Marine sediment cores used in palaeoceanography form the basis of our current understanding of past global climate and ocean chemistry. Conventional stable isotope analysis (δ18O; δ13C) of planktonic foraminifera, in which each analysis consists of a group of individuals, reduces the variance associated with each individual shell enabling reconstruction of primary climatic signals free from ‘noise’ (e.g. global ice volume change, sea-level change). However, this variance can be attributable to secondary signals such as seasonality and or migration in the depth that each individual foraminifer experiences throughout their ontogeny, which are themselves important pieces of palaeoceanographic information. Analysis of single foraminiferal shells however, can be used to reconstruct these secondary signals such as seasonal temperature changes of individual specimens.
Likewise, precision and accuracy of geochronological control in these sediment cores are crucial in unravelling the timing of rapid shifts in palaeoclimate and, ultimately, the interdependency of global climate mechanisms and their causality. Aware of the problems associated with bioturbation (the mixing of ocean sediments by benthic organisms) palaeoceanographers generally aim to retrieve sediment cores from locations with high sediment accumulation rates, thus minimising the influence of bioturbation as much as possible. However, the practice of concentrating only on areas of the ocean floor with high sedimentation accumulation rates has the potential to introduce a geographical bias into our understanding of global palaeoclimate. For example, global time averaged sediment accumulation rates for the ocean floor (excluding continental margins) indicate that vast areas of the ocean floor have sediment accumulation rates less than the recommended minimum advised sediment accumulation rates of 10 cm/ka or greater. Whilst many studies have focused on quantifying the impact of bioturbation on our understanding of the past, few have attempted to overcome the problems associated with bioturbation.

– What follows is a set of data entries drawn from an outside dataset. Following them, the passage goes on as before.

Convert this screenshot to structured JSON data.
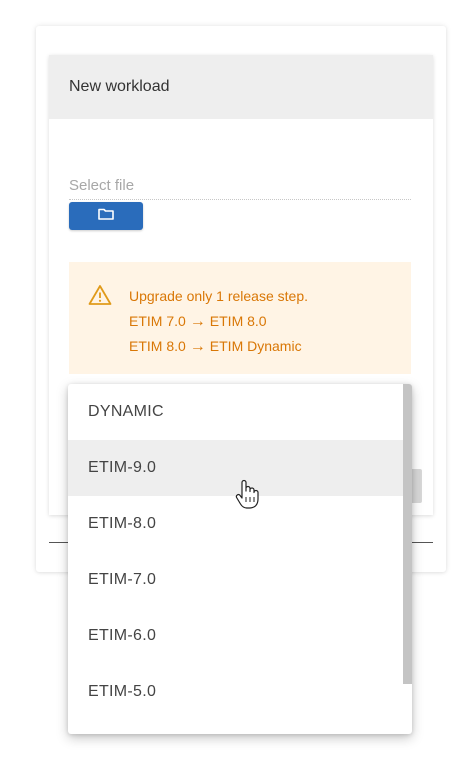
{
  "dialog": {
    "title": "New workload",
    "file_label": "Select file",
    "folder_icon": "folder-icon"
  },
  "warning": {
    "icon": "warning-triangle-icon",
    "line1": "Upgrade only 1 release step.",
    "line2_from": "ETIM 7.0",
    "line2_to": "ETIM 8.0",
    "line3_from": "ETIM 8.0",
    "line3_to": "ETIM Dynamic",
    "arrow": "→"
  },
  "dropdown": {
    "options": [
      "DYNAMIC",
      "ETIM-9.0",
      "ETIM-8.0",
      "ETIM-7.0",
      "ETIM-6.0",
      "ETIM-5.0"
    ],
    "highlighted": "ETIM-9.0"
  },
  "colors": {
    "primary": "#2a6cbb",
    "warning_text": "#d97706",
    "warning_bg": "#fff4e5"
  }
}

Recent pioneering developments in 14C AMS at the Laboratory of Ion Beam Physics at ETH Zürich have led to the development of the Mini Carbon Dating System (MICADAS). This compact 14C AMS system can be coupled to a carbonate handling system, thus enabling the direct AMS measurement of gaseous samples, i.e. without graphitisation, allowing for the analysis of carbonate samples of <100 μg. Likewise, while earlier isotope ratio mass spectrometry (IRMS) technology required a minimum of 100 μg of carbonate to produce a successful δ18O measurement, more recent advances in IRMS technology have made routine measurements of as little as 5 μg possible. Combining both analytical techniques enables improvements on palaeoclimate reconstructions, that can be independent of depth.